なお、“児童虐待”と一口に言っても、その内容は様々であり、次の4つに分類できます。
身体的虐待 | 殴る、蹴る、熱湯をかける、たばこの火を押し付ける、激しく揺さぶる など |
---|---|
性的虐待 | 子供に性的行為をする、性器や性的行為を見せる、アダルトビデオを見せる など |
ネグレクト | 食事を与えない、学校に行かせない、家を不衛生な状態にする、病院に連れて行かない など |
心理的虐待 | 暴言を浴びせる、無視する、きょうだい間で差別して扱う など |
このような虐待をする親から子供を守るために、民法には【親権喪失】【親権停止】【管理権喪失】といった、「親権制限制度」が用意されています。
親権喪失
親権喪失とは、期限を定めずに親権を失わせることをいいます。この制度を利用するためには、次のいずれかの要件を満たしている必要があります。
- 親権者による虐待または悪意の遺棄があるとき
<例>日常的に子供が暴力を振るわれている、食事を与えられていない など - その他、親権の行使が著しく困難または不適当であることにより、子の利益を著しく害するとき
“著しく”というのがポイントです。親権を奪うのですから、よほどの事情がなければなりません。典型例が、上記の虐待や悪意の遺棄になります。
親権喪失となったら、取消しがなされない限り、親権者は永久に親権を失うことになります。そのため、認められるためのハードルはとても高いのが現状です。
なお、親権を喪失させたいとする原因となった事情が、2年以内に消滅する見込みがある場合は、親権喪失はできません。続いて紹介する「親権停止」となる可能性があります。
親権停止
親権停止とは、一定期間、親権の行使をストップさせることをいいます。平成23年の民法改正によって、新たに設けられた制度です。停止する期間は、停止を求める原因となった事情が消滅するまでにかかるだろうと考えられる期間のなかで、子供の状態などを考慮して決められます。ただし、最長でも2年とされています。
親権停止をするための要件は、次のとおりです。
●親権の行使が困難または不適当であることにより、子の利益を害するとき
先ほどの「親権喪失」とは違い、要件に“著しく”という文言がありません。また、親権喪失と親権停止の違いとして大きいのが、期限付きかどうかということです。

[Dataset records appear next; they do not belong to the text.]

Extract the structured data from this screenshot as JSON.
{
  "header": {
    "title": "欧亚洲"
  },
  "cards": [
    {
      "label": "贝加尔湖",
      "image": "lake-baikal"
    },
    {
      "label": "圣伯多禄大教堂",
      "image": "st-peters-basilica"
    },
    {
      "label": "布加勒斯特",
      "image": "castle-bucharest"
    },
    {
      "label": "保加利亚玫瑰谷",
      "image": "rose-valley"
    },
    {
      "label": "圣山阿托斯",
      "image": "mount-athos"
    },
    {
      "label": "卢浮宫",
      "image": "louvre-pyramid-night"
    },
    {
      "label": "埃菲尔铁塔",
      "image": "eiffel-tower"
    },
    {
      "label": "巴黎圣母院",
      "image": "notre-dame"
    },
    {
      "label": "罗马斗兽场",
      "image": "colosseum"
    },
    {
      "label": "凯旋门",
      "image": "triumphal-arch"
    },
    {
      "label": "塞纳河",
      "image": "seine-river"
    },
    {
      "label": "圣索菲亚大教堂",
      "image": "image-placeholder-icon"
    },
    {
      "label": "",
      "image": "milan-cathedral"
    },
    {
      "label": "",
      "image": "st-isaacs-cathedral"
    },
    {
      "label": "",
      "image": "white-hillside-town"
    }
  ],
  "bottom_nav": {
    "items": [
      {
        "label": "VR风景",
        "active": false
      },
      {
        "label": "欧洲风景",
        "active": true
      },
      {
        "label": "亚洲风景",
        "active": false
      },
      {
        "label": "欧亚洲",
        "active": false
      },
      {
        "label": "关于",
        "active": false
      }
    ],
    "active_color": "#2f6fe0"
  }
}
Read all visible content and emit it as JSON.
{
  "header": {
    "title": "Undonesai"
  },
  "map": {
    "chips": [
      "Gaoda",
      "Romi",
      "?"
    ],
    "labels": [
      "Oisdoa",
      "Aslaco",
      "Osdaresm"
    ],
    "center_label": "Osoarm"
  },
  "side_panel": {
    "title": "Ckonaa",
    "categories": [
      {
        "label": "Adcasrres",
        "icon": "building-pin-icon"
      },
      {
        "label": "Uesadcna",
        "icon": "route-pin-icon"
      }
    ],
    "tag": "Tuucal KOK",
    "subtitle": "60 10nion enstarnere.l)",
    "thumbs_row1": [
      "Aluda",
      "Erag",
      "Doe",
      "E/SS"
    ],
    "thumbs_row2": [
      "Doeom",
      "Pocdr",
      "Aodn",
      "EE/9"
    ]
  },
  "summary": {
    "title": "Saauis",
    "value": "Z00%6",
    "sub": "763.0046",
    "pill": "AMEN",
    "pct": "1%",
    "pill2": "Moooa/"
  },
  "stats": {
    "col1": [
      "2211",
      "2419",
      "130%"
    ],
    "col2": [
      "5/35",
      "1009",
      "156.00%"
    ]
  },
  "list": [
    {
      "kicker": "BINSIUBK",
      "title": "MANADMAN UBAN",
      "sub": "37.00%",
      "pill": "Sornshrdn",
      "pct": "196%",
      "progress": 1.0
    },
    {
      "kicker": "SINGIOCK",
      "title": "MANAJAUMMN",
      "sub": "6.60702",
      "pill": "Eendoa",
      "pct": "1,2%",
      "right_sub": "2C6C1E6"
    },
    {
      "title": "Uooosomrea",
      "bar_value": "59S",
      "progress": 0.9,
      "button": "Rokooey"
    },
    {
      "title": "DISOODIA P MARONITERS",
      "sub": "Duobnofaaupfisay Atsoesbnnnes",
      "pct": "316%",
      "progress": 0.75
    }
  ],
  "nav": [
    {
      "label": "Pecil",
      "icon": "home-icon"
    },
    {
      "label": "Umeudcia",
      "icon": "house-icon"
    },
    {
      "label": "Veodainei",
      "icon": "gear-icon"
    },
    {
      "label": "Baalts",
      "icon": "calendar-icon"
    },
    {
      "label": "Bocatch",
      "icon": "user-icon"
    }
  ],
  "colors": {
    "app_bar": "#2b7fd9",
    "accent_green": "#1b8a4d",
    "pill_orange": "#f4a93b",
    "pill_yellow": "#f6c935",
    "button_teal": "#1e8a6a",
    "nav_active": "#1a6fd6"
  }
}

親権喪失では無期限で親権を失うのに対し、親権停止では期限付きで一時的に親権を行使できないように制限されます。このような違いから、親権停止の方がハードルは低いといえるでしょう。
管理権喪失
管理権喪失とは、親権のうち財産管理権のみを失わせることです。親権は、子供の日々の世話をする「身上監護権(監護権)」と、子供の財産を管理する「財産管理権」の大きく2つの柱から成り立っています。管理権喪失となったら、親権者はこのうちの「財産管理権」のみを行使できなくなるということです。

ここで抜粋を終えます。